Data Modeling & Warehousing
A core responsibility of our Data Engineers is structuring data so it is accessible, reliable, and performant for business analysts and data scientists. You will be evaluated on your understanding of different data modeling techniques and your ability to design schemas that support complex business intelligence needs.
Be ready to go over:
- Dimensional Modeling – Designing Star and Snowflake schemas, and understanding facts versus dimensions.
- Data Warehousing Concepts – Familiarity with concepts like Slowly Changing Dimensions (SCDs), partitioning, and clustering.
- ETL/ELT Paradigms – Knowing when to transform data before loading it versus transforming it within the warehouse.
- Modern Cloud Warehouses – Best practices for structuring data in modern columnar databases (e.g., Snowflake, BigQuery, or Redshift).
Example questions or scenarios:
- "Design a data model for our e-commerce checkout process, capturing items, discounts, and payment methods."
- "Explain the difference between SCD Type 1, 2, and 3. When would you use each in a retail context?"
- "Walk me through how you would design a pipeline to ingest real-time inventory updates from our global stores."
Cloud Concepts & Architecture
Because lululemon operates on a massive global scale, our data infrastructure is cloud-native. You need to demonstrate a solid understanding of cloud services and how to build resilient, scalable architectures. Interviewers want to see that you understand the trade-offs between different storage and compute options.
Be ready to go over:
- Cloud Storage Solutions – Understanding object storage (e.g., S3, GCS) versus relational and NoSQL databases.
- Compute & Orchestration – Familiarity with distributed computing frameworks (like Spark) and orchestration tools (like Airflow).
- Scalability & Resilience – Designing systems that can handle sudden spikes in traffic, such as during holiday sales or major product drops.

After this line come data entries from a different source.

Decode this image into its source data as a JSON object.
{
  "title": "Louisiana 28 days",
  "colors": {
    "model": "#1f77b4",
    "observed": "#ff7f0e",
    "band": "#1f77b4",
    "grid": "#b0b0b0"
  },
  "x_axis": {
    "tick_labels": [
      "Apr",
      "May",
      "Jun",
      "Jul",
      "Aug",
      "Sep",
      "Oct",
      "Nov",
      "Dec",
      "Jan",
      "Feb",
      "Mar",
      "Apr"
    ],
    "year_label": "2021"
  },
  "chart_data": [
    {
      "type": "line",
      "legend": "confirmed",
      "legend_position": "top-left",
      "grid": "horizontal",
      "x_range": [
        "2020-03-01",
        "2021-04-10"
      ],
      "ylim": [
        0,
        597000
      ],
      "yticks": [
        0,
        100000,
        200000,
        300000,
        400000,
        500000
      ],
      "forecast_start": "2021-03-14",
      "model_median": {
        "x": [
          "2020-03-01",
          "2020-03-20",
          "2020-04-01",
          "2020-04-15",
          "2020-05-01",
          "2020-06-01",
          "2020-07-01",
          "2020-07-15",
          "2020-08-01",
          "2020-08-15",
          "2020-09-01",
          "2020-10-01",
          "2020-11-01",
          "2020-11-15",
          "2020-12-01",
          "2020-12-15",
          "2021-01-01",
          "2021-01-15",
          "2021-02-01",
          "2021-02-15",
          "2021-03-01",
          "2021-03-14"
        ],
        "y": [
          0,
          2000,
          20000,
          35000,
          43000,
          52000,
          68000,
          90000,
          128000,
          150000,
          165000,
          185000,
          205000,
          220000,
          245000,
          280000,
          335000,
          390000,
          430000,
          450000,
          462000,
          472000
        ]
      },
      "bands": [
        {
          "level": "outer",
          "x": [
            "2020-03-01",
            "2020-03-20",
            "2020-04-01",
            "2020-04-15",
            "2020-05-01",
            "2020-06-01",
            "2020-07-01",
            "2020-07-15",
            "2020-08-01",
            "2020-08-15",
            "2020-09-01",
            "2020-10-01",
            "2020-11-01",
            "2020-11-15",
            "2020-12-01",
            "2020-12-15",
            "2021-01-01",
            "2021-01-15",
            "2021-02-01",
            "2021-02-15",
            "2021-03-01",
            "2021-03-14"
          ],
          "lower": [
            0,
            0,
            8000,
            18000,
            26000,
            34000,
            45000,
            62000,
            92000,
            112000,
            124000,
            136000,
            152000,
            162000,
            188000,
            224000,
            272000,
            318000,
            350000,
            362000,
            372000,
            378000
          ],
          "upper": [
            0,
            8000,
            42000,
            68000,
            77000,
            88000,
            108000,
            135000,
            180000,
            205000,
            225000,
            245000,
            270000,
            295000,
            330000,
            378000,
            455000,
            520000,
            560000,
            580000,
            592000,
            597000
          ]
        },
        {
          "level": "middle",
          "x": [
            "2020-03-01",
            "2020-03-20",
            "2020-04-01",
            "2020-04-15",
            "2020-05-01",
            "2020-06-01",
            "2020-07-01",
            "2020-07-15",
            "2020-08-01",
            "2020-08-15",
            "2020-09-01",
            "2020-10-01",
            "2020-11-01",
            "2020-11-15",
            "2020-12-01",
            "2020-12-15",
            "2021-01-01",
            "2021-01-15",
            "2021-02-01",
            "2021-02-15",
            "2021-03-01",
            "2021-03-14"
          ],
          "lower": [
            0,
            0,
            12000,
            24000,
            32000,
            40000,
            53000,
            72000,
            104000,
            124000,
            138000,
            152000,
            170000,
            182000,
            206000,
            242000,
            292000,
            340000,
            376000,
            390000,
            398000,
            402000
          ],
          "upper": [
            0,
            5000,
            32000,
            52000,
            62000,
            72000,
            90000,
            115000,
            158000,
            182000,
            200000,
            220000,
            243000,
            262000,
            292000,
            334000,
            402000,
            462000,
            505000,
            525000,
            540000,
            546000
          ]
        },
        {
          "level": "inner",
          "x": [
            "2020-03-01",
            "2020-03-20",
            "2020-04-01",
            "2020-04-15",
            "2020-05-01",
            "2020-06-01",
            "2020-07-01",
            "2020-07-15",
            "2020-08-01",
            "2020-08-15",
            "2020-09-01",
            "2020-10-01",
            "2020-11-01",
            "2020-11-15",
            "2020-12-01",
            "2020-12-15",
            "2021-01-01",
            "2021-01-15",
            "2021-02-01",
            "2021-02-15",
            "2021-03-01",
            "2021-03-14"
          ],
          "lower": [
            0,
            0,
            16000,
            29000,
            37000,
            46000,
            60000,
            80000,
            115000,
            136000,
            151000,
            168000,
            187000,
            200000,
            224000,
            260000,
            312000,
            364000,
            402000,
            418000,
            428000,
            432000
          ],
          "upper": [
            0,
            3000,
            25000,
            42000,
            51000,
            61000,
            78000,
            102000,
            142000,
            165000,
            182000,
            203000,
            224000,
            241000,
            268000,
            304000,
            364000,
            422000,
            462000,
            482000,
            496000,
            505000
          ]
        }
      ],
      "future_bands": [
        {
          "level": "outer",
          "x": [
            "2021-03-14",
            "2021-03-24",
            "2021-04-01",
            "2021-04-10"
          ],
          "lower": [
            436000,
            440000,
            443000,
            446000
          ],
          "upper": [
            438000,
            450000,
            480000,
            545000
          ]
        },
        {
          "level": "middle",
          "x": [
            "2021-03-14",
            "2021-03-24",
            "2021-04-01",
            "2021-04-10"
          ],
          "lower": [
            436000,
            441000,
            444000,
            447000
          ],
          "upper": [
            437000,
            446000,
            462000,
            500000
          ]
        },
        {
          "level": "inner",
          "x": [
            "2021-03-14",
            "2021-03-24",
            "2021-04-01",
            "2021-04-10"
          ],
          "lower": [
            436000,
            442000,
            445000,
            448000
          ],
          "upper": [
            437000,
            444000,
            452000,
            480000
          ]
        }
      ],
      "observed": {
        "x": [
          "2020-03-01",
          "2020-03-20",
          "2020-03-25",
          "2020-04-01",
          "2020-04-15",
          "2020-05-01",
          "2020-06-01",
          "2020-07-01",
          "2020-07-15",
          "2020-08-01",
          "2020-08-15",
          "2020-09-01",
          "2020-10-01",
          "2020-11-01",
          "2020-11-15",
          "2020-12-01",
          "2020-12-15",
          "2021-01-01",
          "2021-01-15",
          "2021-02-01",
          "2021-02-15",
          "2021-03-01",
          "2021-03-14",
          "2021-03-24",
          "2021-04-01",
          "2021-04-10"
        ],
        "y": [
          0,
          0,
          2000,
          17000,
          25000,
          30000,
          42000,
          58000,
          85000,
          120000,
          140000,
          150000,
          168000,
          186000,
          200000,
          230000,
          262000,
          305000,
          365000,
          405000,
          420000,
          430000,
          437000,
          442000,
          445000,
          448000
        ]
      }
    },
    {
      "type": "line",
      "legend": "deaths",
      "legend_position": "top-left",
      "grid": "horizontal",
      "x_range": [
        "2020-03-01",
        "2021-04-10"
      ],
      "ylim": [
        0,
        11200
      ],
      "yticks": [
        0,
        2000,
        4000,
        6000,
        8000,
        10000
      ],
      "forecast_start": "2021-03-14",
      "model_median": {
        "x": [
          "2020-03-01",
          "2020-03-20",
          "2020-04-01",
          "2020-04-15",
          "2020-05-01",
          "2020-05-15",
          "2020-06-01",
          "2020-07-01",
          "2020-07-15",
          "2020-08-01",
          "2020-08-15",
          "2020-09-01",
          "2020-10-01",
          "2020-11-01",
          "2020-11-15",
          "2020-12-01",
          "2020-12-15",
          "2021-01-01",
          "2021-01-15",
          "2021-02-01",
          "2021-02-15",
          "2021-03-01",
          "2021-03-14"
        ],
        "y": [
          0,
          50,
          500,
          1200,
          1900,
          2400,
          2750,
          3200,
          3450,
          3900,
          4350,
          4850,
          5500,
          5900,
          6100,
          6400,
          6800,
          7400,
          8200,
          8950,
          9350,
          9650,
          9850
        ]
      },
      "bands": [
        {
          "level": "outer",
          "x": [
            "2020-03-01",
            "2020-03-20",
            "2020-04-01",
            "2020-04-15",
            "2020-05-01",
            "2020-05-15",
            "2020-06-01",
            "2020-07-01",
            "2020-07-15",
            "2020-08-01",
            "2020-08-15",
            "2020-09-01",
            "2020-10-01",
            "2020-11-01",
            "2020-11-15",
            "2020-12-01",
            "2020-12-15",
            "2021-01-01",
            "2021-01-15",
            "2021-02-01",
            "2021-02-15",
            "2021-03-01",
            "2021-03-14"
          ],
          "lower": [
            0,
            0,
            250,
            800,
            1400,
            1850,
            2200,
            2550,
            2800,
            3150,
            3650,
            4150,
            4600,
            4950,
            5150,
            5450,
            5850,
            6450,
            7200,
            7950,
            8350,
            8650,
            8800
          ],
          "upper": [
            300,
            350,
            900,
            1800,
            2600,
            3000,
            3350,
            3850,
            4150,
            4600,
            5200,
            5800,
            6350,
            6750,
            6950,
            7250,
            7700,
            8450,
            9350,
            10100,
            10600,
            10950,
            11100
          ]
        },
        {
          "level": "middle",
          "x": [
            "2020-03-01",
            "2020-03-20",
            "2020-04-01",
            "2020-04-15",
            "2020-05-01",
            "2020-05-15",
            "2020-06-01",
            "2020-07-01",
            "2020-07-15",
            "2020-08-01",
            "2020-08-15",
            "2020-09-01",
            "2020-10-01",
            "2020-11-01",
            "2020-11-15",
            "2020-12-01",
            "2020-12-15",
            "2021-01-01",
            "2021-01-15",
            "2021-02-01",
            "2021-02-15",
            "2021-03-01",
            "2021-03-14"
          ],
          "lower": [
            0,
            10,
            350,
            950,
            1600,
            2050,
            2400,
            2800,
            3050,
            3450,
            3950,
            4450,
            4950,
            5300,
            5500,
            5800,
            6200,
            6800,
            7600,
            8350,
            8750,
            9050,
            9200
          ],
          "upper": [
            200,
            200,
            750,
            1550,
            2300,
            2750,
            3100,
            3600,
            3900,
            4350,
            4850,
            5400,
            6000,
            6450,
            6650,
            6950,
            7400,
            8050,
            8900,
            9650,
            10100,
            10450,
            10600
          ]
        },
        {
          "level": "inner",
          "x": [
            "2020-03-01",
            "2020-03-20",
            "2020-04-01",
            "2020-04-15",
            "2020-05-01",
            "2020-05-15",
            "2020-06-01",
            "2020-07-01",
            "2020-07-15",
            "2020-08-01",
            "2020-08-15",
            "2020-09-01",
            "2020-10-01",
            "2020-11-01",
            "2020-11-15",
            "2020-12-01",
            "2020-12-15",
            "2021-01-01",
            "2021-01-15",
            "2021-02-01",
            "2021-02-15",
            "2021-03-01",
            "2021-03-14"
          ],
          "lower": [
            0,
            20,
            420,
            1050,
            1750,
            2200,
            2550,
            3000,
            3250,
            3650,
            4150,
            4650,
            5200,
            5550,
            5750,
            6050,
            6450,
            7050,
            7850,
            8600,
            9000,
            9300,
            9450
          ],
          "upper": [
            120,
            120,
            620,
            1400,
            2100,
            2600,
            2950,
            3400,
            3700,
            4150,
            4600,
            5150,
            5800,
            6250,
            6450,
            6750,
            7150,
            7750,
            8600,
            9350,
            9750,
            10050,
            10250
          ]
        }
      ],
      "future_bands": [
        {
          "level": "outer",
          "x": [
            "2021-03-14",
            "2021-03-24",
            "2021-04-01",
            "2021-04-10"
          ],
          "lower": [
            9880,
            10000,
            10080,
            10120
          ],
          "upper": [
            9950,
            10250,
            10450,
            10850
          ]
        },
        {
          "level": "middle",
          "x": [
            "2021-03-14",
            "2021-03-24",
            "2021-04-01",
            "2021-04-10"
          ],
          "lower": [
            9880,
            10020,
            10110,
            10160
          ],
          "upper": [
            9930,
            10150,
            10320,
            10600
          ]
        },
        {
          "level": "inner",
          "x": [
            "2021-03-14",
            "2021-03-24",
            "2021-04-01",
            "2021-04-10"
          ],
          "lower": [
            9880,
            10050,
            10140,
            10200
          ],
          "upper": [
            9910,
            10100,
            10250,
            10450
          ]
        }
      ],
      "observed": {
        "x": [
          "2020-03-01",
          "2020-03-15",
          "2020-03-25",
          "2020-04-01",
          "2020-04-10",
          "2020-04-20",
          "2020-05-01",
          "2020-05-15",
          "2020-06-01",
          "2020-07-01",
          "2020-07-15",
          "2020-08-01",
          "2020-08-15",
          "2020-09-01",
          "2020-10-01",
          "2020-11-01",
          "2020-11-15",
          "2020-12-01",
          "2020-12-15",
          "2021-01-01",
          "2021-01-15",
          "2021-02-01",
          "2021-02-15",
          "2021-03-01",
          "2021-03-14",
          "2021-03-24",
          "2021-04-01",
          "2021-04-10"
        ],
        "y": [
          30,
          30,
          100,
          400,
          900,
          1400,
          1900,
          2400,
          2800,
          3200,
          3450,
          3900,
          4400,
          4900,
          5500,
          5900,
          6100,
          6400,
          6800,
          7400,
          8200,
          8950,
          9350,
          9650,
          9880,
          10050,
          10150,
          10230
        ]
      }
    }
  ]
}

- Streaming vs. Batch – Knowing when to implement real-time event streaming (e.g., Kafka) versus scheduled batch processing.
Example questions or scenarios:
- "Describe an architecture you built using cloud services. What were the bottlenecks, and how did you resolve them?"
- "How would you orchestrate a dependency-heavy daily ETL job to ensure failures are caught and retried automatically?"
- "What factors would you consider when choosing between a relational database and a NoSQL database for a new guest profile service?"
Data Security & Governance
Protecting our guests' and our company's data is paramount, especially within teams like the SADE organization. You will be evaluated on your awareness of data security best practices, privacy regulations, and governance frameworks. We look for engineers who build security into their pipelines by design.
Be ready to go over:
- Data Classification & Encryption – Techniques for masking, hashing, and encrypting sensitive Personally Identifiable Information (PII).
- Access Control – Implementing Role-Based Access Control (RBAC) and least-privilege principles in data environments.
- Data Loss Prevention (DLP) – Understanding policies and automated checks to prevent unauthorized data exfiltration.
- Compliance & Auditing – Building metrics, dashboards, and audit logs to track data lineage and access history.
Example questions or scenarios:
- "How do you ensure that PII is securely handled throughout an ETL pipeline, from ingestion to the final reporting layer?"
- "Walk me through how you would implement a data loss prevention strategy for a newly acquired dataset."
- "Describe a time you had to balance the need for data accessibility by business users with strict security requirements."